Хорошо запомнился такой случай. С места гибели «Челюскина» вытаскивали зажатый торосами большой моторный катер на 48 человек. Все полярники впряглись в постромки и лямки, пытаясь выдернуть крепко застрявшую шлюпку. Тов. Шмидт цепко схватился за конец веревки, пытаясь не только силой, но и своим; голосом подбодрить товарищей.
— Раз-два, взяли!…
— Раз-два, сильно!…
— Раз-два, дружно!…
Вот уже полчаса как люди бьются и изнемогают, а катер ни с места.
Заняв высокое положение, с которого меня все видели, я взял! на прицел «лейку». [341]
— Товарищи! Здесь глаза 170 миллионов Советского союза. А ну-ка для хорошего фото!
Кто-то подхватил команду:
— Раз-два, дружно!…
— Раз-два, сильно!…
Катер сдвинулся с места. Еще одна победа…
Этот эпизод у меня снят почти на всем пути продвижения катера, т. е. на расстоянии 40 метров, которые были преодолены товарищами почти без остановки. Этот случай забрал у меня почти полную съемку кассеты.
Но вот наконец и долгожданная радость. Над лагерем мы услышали четкий звук моторов «АНТ-4». Это летел Ляпидевский. Отлет женщин и детей из лагеря мною заснят всесторонне. Я не пошел на аэродром. У меня была цель заснять самолет на фоне лагеря. В то время как Ляпидевский «загружал» свой аэроплан женщинами, в лагере произошло сильное сжатие. Разорвало камбуз — кухню.

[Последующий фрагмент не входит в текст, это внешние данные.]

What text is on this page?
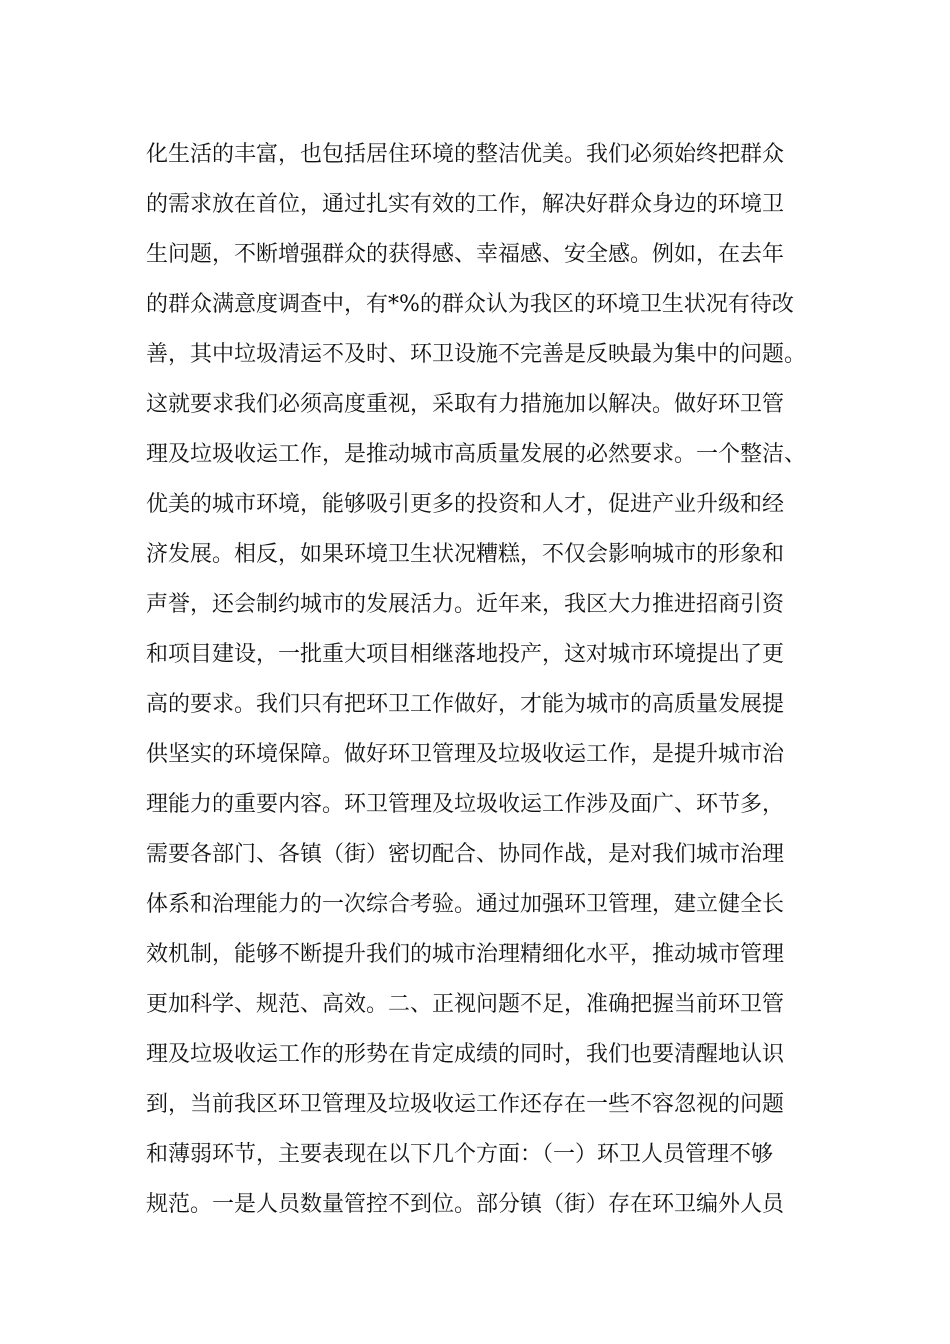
化生活的丰富，也包括居住环境的整洁优美。我们必须始终把群众
的需求放在首位，通过扎实有效的工作，解决好群众身边的环境卫
生问题，不断增强群众的获得感、幸福感、安全感。例如，在去年
的群众满意度调查中，有*%的群众认为我区的环境卫生状况有待改
善，其中垃圾清运不及时、环卫设施不完善是反映最为集中的问题。
这就要求我们必须高度重视，采取有力措施加以解决。做好环卫管
理及垃圾收运工作，是推动城市高质量发展的必然要求。一个整洁、
优美的城市环境，能够吸引更多的投资和人才，促进产业升级和经
济发展。相反，如果环境卫生状况糟糕，不仅会影响城市的形象和
声誉，还会制约城市的发展活力。近年来，我区大力推进招商引资
和项目建设，一批重大项目相继落地投产，这对城市环境提出了更
高的要求。我们只有把环卫工作做好，才能为城市的高质量发展提
供坚实的环境保障。做好环卫管理及垃圾收运工作，是提升城市治
理能力的重要内容。环卫管理及垃圾收运工作涉及面广、环节多，
需要各部门、各镇（街）密切配合、协同作战，是对我们城市治理
体系和治理能力的一次综合考验。通过加强环卫管理，建立健全长
效机制，能够不断提升我们的城市治理精细化水平，推动城市管理
更加科学、规范、高效。二、正视问题不足，准确把握当前环卫管
理及垃圾收运工作的形势在肯定成绩的同时，我们也要清醒地认识
到，当前我区环卫管理及垃圾收运工作还存在一些不容忽视的问题
和薄弱环节，主要表现在以下几个方面：（一）环卫人员管理不够
规范。一是人员数量管控不到位。部分镇（街）存在环卫编外人员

Разрыв угрожал и нашему главному продовольственному складу.
Этот день был днем рекордной съемки. В этот день мною было сделано 300 снимков.
Надо сказать честно, я не надеялся крепко на свою память, поэтому с «лейками» я не расставался даже ночью. Два месяца они были привязаны на мне мертвыми узлами. Когда я ложился спать, то чехол со снятым материалом, пленками и дневниками пристегивал к ремню ручных часов.